I’ll admit it, I used to think the start of thinking about the future strategy of the business was to get the vision stuff and mission statements sorted. Then there would be some sort of trickle down effect in to the more detailed plans. Plus the aspirational words in those mission statements would gel everybody into a single drive of enthusiasm.

Mission Statements Are A Joke!

This article made me smile and reinforced where my thinking is nowadays. 

How wrong was I back then? Maybe I was just going with the management-thinking flow at the time. You will have seen what I mean….. businesses that want to be the best in their industry, or deliver exceptional customer service, etc.  In reality many of the businesses I meet would probably be much happier with a vision that is about always doing a reasonable job for a satisfied customer.

Am I Against Vision And Mission Statements?

No!  It’s just that there’s a time and place for putting effort into doing them. 

Consider the following situations….

The business has unclear processes – people just know what happens in their team and don’t understand the consequences of their activities across the business.  There aren’t any clearly understood metrics of how the business is performing, especially on the shop floor.

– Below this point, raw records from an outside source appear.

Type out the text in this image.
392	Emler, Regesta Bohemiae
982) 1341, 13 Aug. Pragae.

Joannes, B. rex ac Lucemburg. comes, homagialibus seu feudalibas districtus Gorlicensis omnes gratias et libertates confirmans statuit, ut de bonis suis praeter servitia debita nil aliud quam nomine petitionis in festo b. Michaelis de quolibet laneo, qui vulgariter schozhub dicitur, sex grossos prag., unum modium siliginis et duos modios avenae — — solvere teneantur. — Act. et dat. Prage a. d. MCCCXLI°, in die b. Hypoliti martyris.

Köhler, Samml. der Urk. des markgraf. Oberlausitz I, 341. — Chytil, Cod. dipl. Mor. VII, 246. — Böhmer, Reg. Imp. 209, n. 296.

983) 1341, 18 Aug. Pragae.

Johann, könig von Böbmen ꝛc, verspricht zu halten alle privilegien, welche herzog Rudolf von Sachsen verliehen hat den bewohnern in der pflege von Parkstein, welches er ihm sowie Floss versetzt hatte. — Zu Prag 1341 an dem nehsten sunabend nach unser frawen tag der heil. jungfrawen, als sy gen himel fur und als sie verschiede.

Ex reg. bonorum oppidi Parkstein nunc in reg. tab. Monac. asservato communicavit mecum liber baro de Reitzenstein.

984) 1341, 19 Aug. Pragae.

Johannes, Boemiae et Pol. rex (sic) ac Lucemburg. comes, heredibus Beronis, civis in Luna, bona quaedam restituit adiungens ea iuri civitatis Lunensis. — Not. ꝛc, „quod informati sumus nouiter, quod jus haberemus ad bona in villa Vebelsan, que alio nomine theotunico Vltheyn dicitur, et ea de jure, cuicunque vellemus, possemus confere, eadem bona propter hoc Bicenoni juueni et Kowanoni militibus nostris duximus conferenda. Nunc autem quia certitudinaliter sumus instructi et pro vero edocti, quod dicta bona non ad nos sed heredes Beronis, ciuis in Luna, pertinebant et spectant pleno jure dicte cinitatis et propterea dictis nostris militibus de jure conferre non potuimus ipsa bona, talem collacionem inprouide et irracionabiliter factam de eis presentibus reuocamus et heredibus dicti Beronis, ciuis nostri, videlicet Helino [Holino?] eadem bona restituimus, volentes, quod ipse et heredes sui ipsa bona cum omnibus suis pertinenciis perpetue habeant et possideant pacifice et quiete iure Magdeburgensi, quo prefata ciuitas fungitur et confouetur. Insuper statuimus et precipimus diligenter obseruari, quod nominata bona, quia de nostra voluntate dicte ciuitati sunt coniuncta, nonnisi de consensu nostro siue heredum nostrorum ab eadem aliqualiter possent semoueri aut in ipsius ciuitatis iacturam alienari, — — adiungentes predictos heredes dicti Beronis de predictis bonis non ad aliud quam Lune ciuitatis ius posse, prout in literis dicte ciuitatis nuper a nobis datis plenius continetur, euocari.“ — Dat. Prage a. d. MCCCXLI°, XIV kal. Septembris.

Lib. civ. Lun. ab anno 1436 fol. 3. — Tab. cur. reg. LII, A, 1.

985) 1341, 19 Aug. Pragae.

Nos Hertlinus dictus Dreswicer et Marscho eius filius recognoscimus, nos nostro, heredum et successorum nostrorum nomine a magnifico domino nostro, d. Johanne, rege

People across the business use different terms for the same thing or fall into using acronyms that others don’t understand. People always seem to be asking about or checking details about a customer order because their team or department don’t have all the necessary information to do their job.

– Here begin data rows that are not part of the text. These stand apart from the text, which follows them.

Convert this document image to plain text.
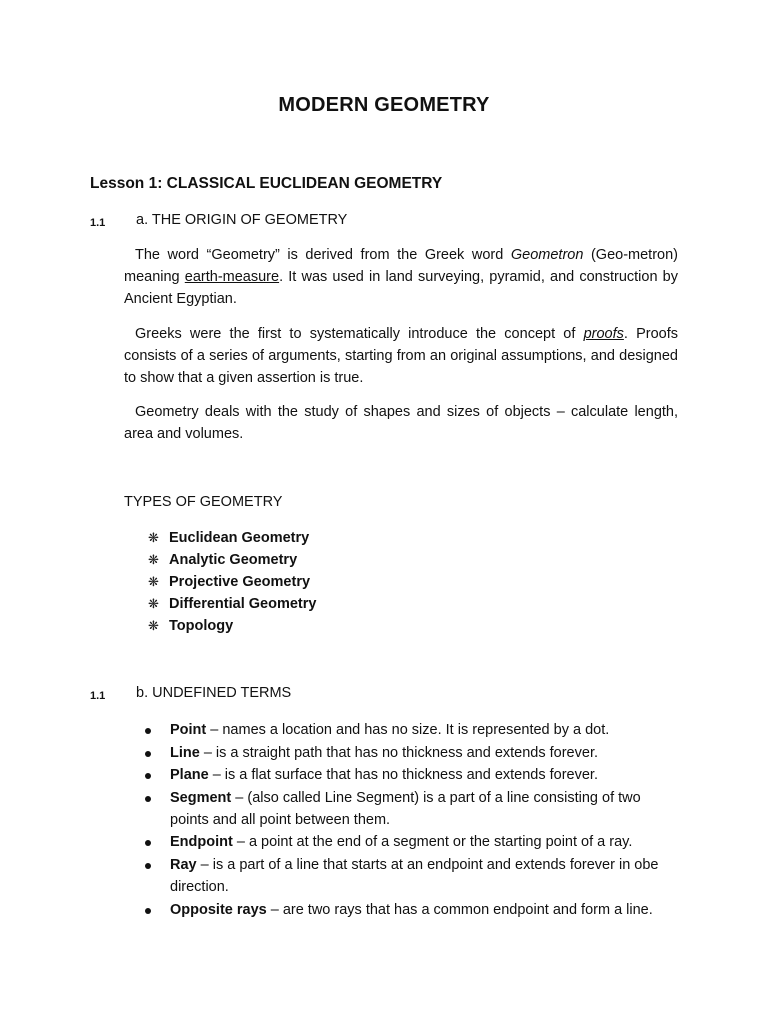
MODERN GEOMETRY
Lesson 1: CLASSICAL EUCLIDEAN GEOMETRY
1.1 a. THE ORIGIN OF GEOMETRY

The word “Geometry” is derived from the Greek word Geometron (Geo-metron) meaning earth-measure. It was used in land surveying, pyramid, and construction by Ancient Egyptian.

Greeks were the first to systematically introduce the concept of proofs. Proofs consists of a series of arguments, starting from an original assumptions, and designed to show that a given assertion is true.

Geometry deals with the study of shapes and sizes of objects – calculate length, area and volumes.

TYPES OF GEOMETRY
❋ Euclidean Geometry
❋ Analytic Geometry
❋ Projective Geometry
❋ Differential Geometry
❋ Topology
1.1 b. UNDEFINED TERMS
Point – names a location and has no size. It is represented by a dot.
Line – is a straight path that has no thickness and extends forever.
Plane – is a flat surface that has no thickness and extends forever.
Segment – (also called Line Segment) is a part of a line consisting of two points and all point between them.
Endpoint – a point at the end of a segment or the starting point of a ray.
Ray – is a part of a line that starts at an endpoint and extends forever in obe direction.
Opposite rays – are two rays that has a common endpoint and form a line.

Finally, too many people across the business have no idea where the business is going this year, never mind in 5 years!

Do Any Of These Situations Ring A Painful Bell?

If you feel even the slightest bit like you can relate to any of them, why would it seem good sense to go off and develop a vision or mission statement?  Surely the more important thing to do is focus on the year in hand and sort out the basics of clarity such as:

  • Knowing exactly what products and service you offer;
  • Knowing how well you make or deliver those products or services;
  • Ensuring everybody has the right tools and information to do their job;
  • Understanding the end-to-end processes and delivering a valuable product or service to your customers;
  • Everybody using the same language to describe activities in the business.

I guarantee that addressing those basics of clarity will be far more positive and make a real bottom-line impact than drafting some visionary words to put up on the wall.